As was to be expected, reducing borrowing in the circumstances of 2021 would have been unpopular and the rationale for continued high levels of borrowing therefore makes considerable sense.
Repaying even a part of the over £300bn borrowed in 2020 is a huge challenge. Since the need for extra spending has not yet ended, borrowing to provide further relief whether for furlough funds, extra business lending, or supplementary income support to people who have seen incomes sharply reduced is an acceptable political judgment.
The Budget has delivered an unusual mixture of reliefs from pandemic problems as well as a mixture of tax changes containing early and immediate easements along with the commitment to raise corporation tax to 25% (from today's 19%) in two years' time.
The freezing of personal allowances before taxpayers pay income tax, or pay at the higher rate, is a neat way of avoiding criticism of a breach of an election 'no change' commitment.
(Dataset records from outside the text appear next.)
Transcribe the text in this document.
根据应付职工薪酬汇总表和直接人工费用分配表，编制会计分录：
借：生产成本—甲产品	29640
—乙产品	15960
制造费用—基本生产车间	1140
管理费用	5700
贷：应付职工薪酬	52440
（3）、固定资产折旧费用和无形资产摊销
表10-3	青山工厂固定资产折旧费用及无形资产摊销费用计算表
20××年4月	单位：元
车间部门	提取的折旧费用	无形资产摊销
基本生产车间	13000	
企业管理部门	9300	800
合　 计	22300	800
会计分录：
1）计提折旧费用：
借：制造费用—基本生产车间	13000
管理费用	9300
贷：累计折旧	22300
For Northern Ireland, the Budget can be interpreted as fair, if not verging on the side of being better than expected.
The Barnett consequentials alongside the receipt of the Treasury financed pandemic easements seems marginally favourable.
There is an emerging dichotomy. The UK Budget arithmetic implies that the private sector of the economy will recover strongly during 2021. That recovery justifies the Treasury forecast that the public sector should be supportive for some months before special public sector spending can be restrained.
Hence the Budget announcement that the furlough scheme will end halfway through the year, the extra relief for Universal Credit can be reversed and several of the other special schemes can be phased out or ended.
The critical assumption, affecting Northern Ireland, is whether the recovery in the private sector will be as strong here as across the rest of the UK.
That assumption may not be merited.
More than ever, economic progress could be affected by fear of political instability.
With the Brexit agreement now in place, the expectation was that settled business conditions and the new EU-UK trade and co-operation agreement would allow gradual adjustments to the new market conditions.
The divergent interpretations of how the Northern Ireland Protocol is being implemented is an unhelpful disrupting factor just when so many businesses have been hoping for some certainty about any adjustments that are necessary.
In the next few months businesses will be responding to the investment incentives built into the budget conditions.
The forthcoming increase in corporation taxation and the unusual exceptional tax incentive to bring forward potential investment plans will produce an early boost to company development plans.
The special allowance based on investment spending is exceptionally large and would have tested EU rules on State Aid if the UK had still been part of the EU.
This combination of fiscal changes should be a critical factor for businesses in NI encouraging them to take the advantage of the 'best of both worlds' positioning as part of the UK economy and with continuing easy access to the EU markets of 27 other countries.
The UK budget is structured to anticipate much reduced disruption caused by the pandemic and an easing of lockdown restrictions.
Later in 2021, that change should be followed by a re-opening of many closed businesses and an increase level of employment.
The impact of that recovery remains uncertain.
Within the UK the economic recovery will leave a seriously changed business landscape. Many businesses, particularly in retailing and hospitality, will continue to cope with major changes in consumer activity.
The search for a 'levelling-up' outcome cannot be confidently asserted. Northern Ireland, as ever challenged by its peripheral location and, now, challenged by the uncertain outcome of the protocol, may face a more restrained economic recovery.
This is a direct challenge to the local institutions.
The NI Executive must play an active role ensuring political stability and be prepared to adjust and adapt the devolved arrangements to enhance economic progress.